Global Detroit Advocacy Results in Inclusive Statewide Housing Plan

A resident in front of his home in Detroit, MI.

Global Detroit’s core belief is that inclusive strategies result in increased economic opportunity and prosperity for all residents. Over the years, we have learned that immigrant inclusion is most impactful when policymakers, public sector actors and private sector enterprises build it into their core strategic objectives and initiatives, instead of tackling it as an afterthought. The best way to impact policy development is to get a seat at the table and use our voice to create more inclusivity in policy, systems and planning.

One example of this approach is the just released Michigan State Housing Development Authority’s (MSHDA) Statewide Housing Plan (SHP). The SHP is the State’s first ever five-year plan on housing policy. The plan sets as goals building and rehabbing at least 75,000 units of housing, more than half of which will be affordable. It prioritizes goals around racial equity, reducing homelessness, promoting homeownership, fostering energy efficiency, providing worker housing and more.

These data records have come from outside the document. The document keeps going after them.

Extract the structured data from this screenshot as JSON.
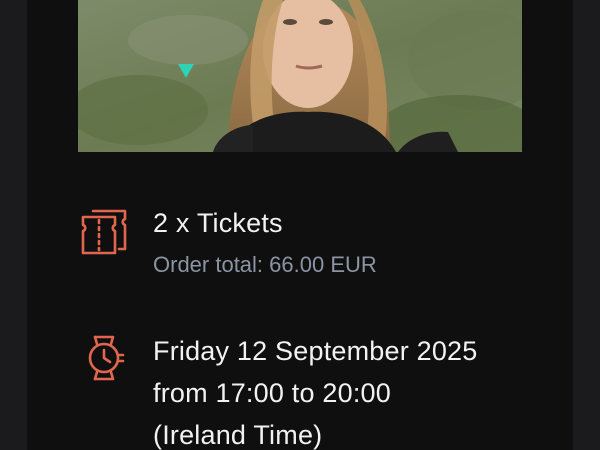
{
  "event": {
    "image_alt": "Artist portrait"
  },
  "tickets": {
    "title": "2 x Tickets",
    "order_total": "Order total: 66.00 EUR",
    "icon": "ticket-icon"
  },
  "schedule": {
    "date": "Friday 12 September 2025",
    "time": "from 17:00 to 20:00",
    "timezone": "(Ireland Time)",
    "icon": "watch-icon"
  },
  "colors": {
    "accent": "#e2664e",
    "background": "#0f0f10",
    "text": "#f2f2f2",
    "muted": "#8c93a3"
  }
}
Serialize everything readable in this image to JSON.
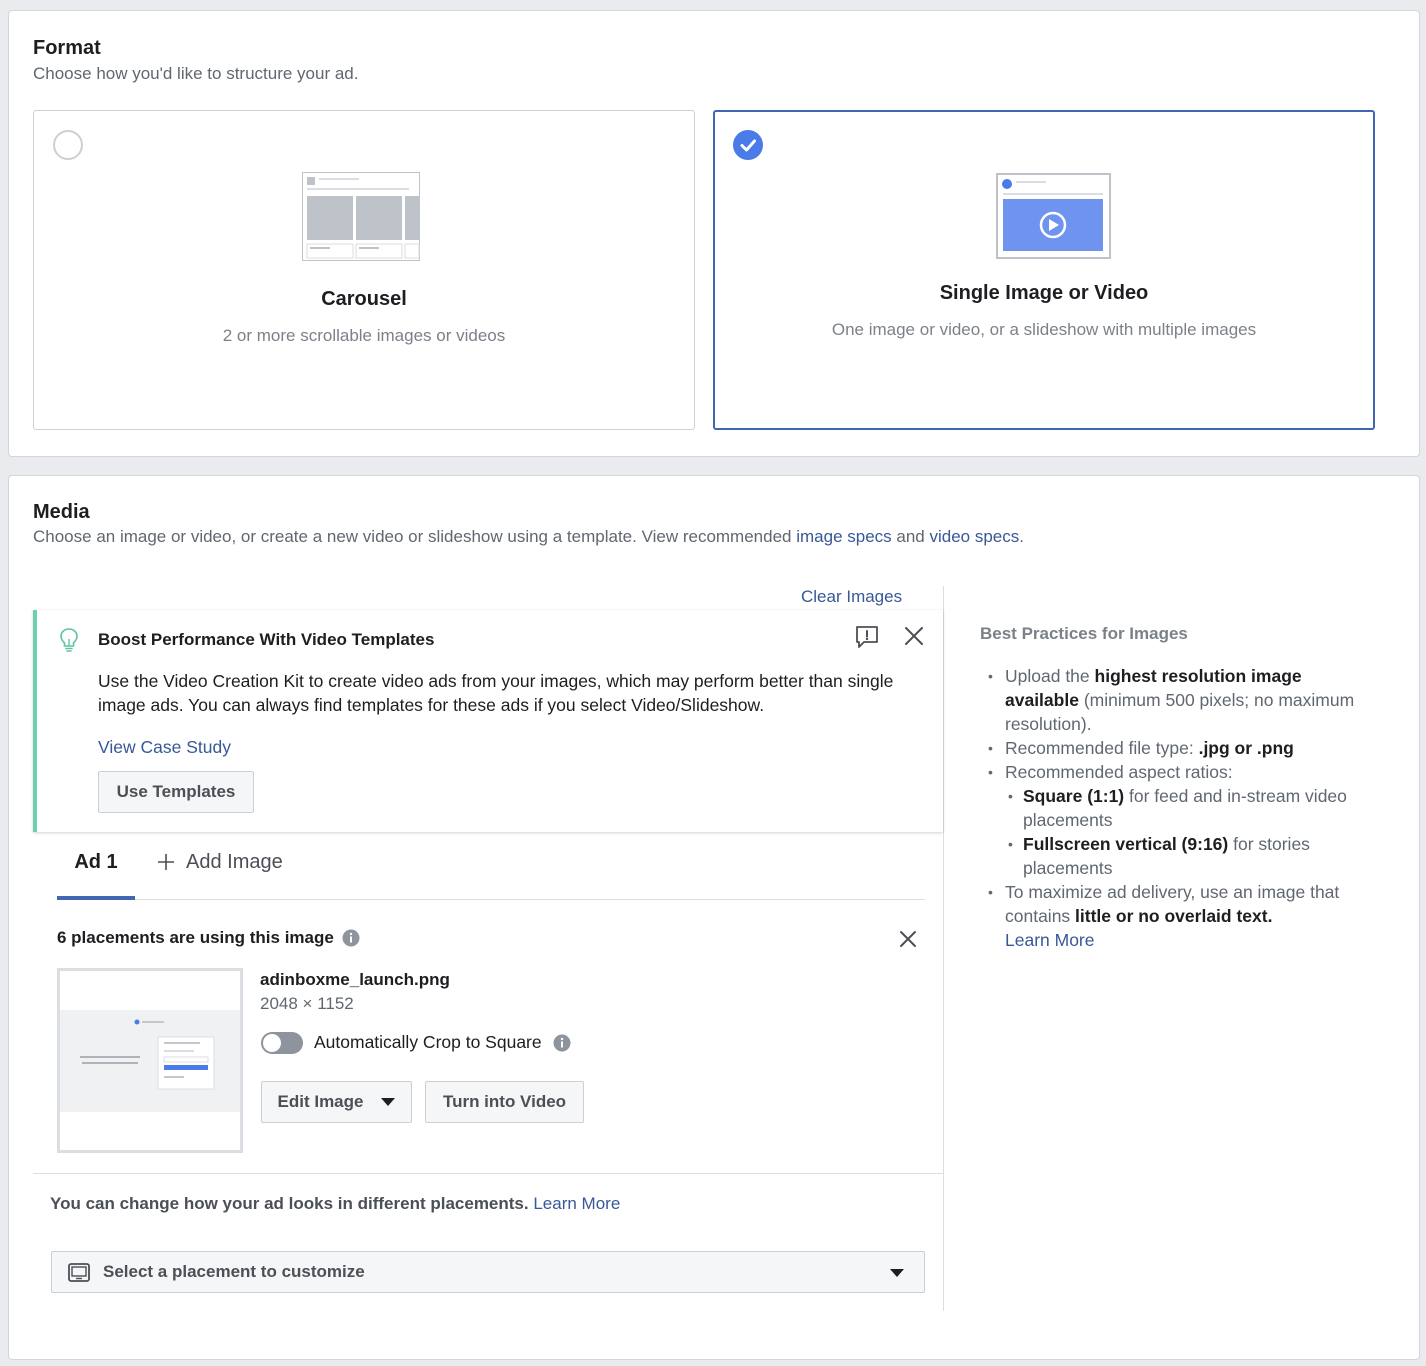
{
  "format": {
    "title": "Format",
    "subtitle": "Choose how you'd like to structure your ad.",
    "options": [
      {
        "title": "Carousel",
        "description": "2 or more scrollable images or videos",
        "selected": false
      },
      {
        "title": "Single Image or Video",
        "description": "One image or video, or a slideshow with multiple images",
        "selected": true
      }
    ]
  },
  "media": {
    "title": "Media",
    "subtitle_prefix": "Choose an image or video, or create a new video or slideshow using a template. View recommended ",
    "image_specs_link": "image specs",
    "subtitle_and": " and ",
    "video_specs_link": "video specs",
    "subtitle_suffix": ".",
    "clear_images": "Clear Images",
    "tip": {
      "title": "Boost Performance With Video Templates",
      "body": "Use the Video Creation Kit to create video ads from your images, which may perform better than single image ads. You can always find templates for these ads if you select Video/Slideshow.",
      "case_study_link": "View Case Study",
      "use_templates_button": "Use Templates"
    },
    "tabs": {
      "active": "Ad 1",
      "add": "Add Image"
    },
    "placements_heading": "6 placements are using this image",
    "file": {
      "name": "adinboxme_launch.png",
      "dimensions": "2048 × 1152"
    },
    "auto_crop": {
      "label": "Automatically Crop to Square",
      "enabled": false
    },
    "edit_image_button": "Edit Image",
    "turn_into_video_button": "Turn into Video",
    "customize_text": "You can change how your ad looks in different placements.",
    "customize_learn_more": "Learn More",
    "placement_select_label": "Select a placement to customize"
  },
  "best_practices": {
    "title": "Best Practices for Images",
    "item1_pre": "Upload the ",
    "item1_bold": "highest resolution image available",
    "item1_post": " (minimum 500 pixels; no maximum resolution).",
    "item2_pre": "Recommended file type: ",
    "item2_bold": ".jpg or .png",
    "item3": "Recommended aspect ratios:",
    "sub1_bold": "Square (1:1)",
    "sub1_post": " for feed and in-stream video placements",
    "sub2_bold": "Fullscreen vertical (9:16)",
    "sub2_post": " for stories placements",
    "item4_pre": "To maximize ad delivery, use an image that contains ",
    "item4_bold": "little or no overlaid text.",
    "learn_more": "Learn More"
  },
  "colors": {
    "accent": "#4267b2",
    "check": "#4a7be8",
    "tip_border": "#6fcfb0",
    "link": "#385898"
  }
}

Because Global Detroit was at the table – along with 37 other stakeholder groups – the final plan includes more than three dozen provisions that will add immigrant inclusion into Michigan’s housing policies and programs.

One way we ensured that immigrant voices had input into the planning process was to advocate that homeowner, renter and landlord survey materials be translated into and disseminated in Arabic and Spanish.  We also raised many specific suggestions around immigrant inclusion that were memorialized in the plan. In fact, we have chronicled more than three dozen provisions in the plan that will foster immigrant inclusion in our state’s housing ecosystem, policies and programs. Highlights of those provisions include:

  • Expand homebuying programs to be more culturally competent, expanding native language access and using community based ethnic actors. Currently, while there are several Spanish speaking agencies providing certified housing counseling, homebuyer education and foreclosure prevention counseling, such services are not available through Arabic or Bangla-speaking agencies. This is a need that could support hundreds of new first-time homeowners in Detroit and across Southeast Michigan.
  • Establish a standing equity advisory committee at SHP to “identify and advocate for modifications to policies and practices that remove barriers across the housing continuum.”
  • Identify and address systemic barriers faced by the foreign born in the mortgage application process. These barriers include criteria such as residency requirements, credit scores and landlord references. This strategy could also address challenges faced by undocumented individuals in attaining mortgage financing.
  • Increase outreach to landlords and property developers around renting to refugees while devising resources that help refugees move from initial resettlement housing provided on arrival to a living situation of their choosing. Global Detroit, through our leadership role in the Southeast Michigan Refugee Resettlement Collaborative, partnered with HUD, MSHDA, the Michigan Association of Realtors and the Property Management Association of Michigan on a webinar that helps landlords understand the business case for and how to rent to refugees.
  • Create incentives that increase the supply of affordable 3- and 4-bedroom rental units so as to better accommodate large and multigenerational families. Refugee families often have larger family sizes than apartments currently available.
  • Expand the diversity of workers in the construction industry by working with building trade associations to develop more inclusive models that assist underrepresented groups, including immigrants. This strategy is consistent with recommendations that Global Detroit helped co-develop for the state’s 60×30 workforce development strategy in 2019.
  • Implement specific strategies to ensure affordable, adequate, safe, and quality housing options with access to amenities for seasonal and migrant laborers, farm workers and year-round agricultural and food processing workers.
  • Expand the state’s fair housing efforts to “develop targeted educational materials specifically for vulnerable populations such as immigrants, refugees, migrants, and persons with disabilities that outline their rights and communicate how to report suspected illegal or unethical landlord conduct.”

Global Detroit looks forward to working with MSHDA, local government, developers, nonprofit housing providers and others to ensure the implementation of these objectives.  We want to acknowledge MSHDA and the team responsible for developing the SHP for their efforts to build immigrant inclusion into this plan. With the SHP as its guiding vision, Michigan is fortunate to have one of the most inclusive housing visions of any state in America.

As we move into our second decade of work, Global Detroit is growing its advocacy muscle to ensure immigrant inclusion is made integral to policy and strategy development in a variety of issue areas. Our research and communications on the contributions that immigrants make to our communities and state helps build awareness and creates eagerness for inclusion. The results of our effort are evident in MSHDA’s Statewide Housing Plan, as well as the immigrant inclusion strategy in the State’s 60×30 workforce development plan and the Governor’s Poverty Task Force.

Global Detroit intends to expand our advocacy with state and local government, corporations, economic development agencies, nonprofit organizations, government agencies and public institutions to develop work environments, strategies and programs that intentionally and meaningfully include immigrants and global talent. As our research and experience indicate, this will expand the shared prosperity within and across our regional economy.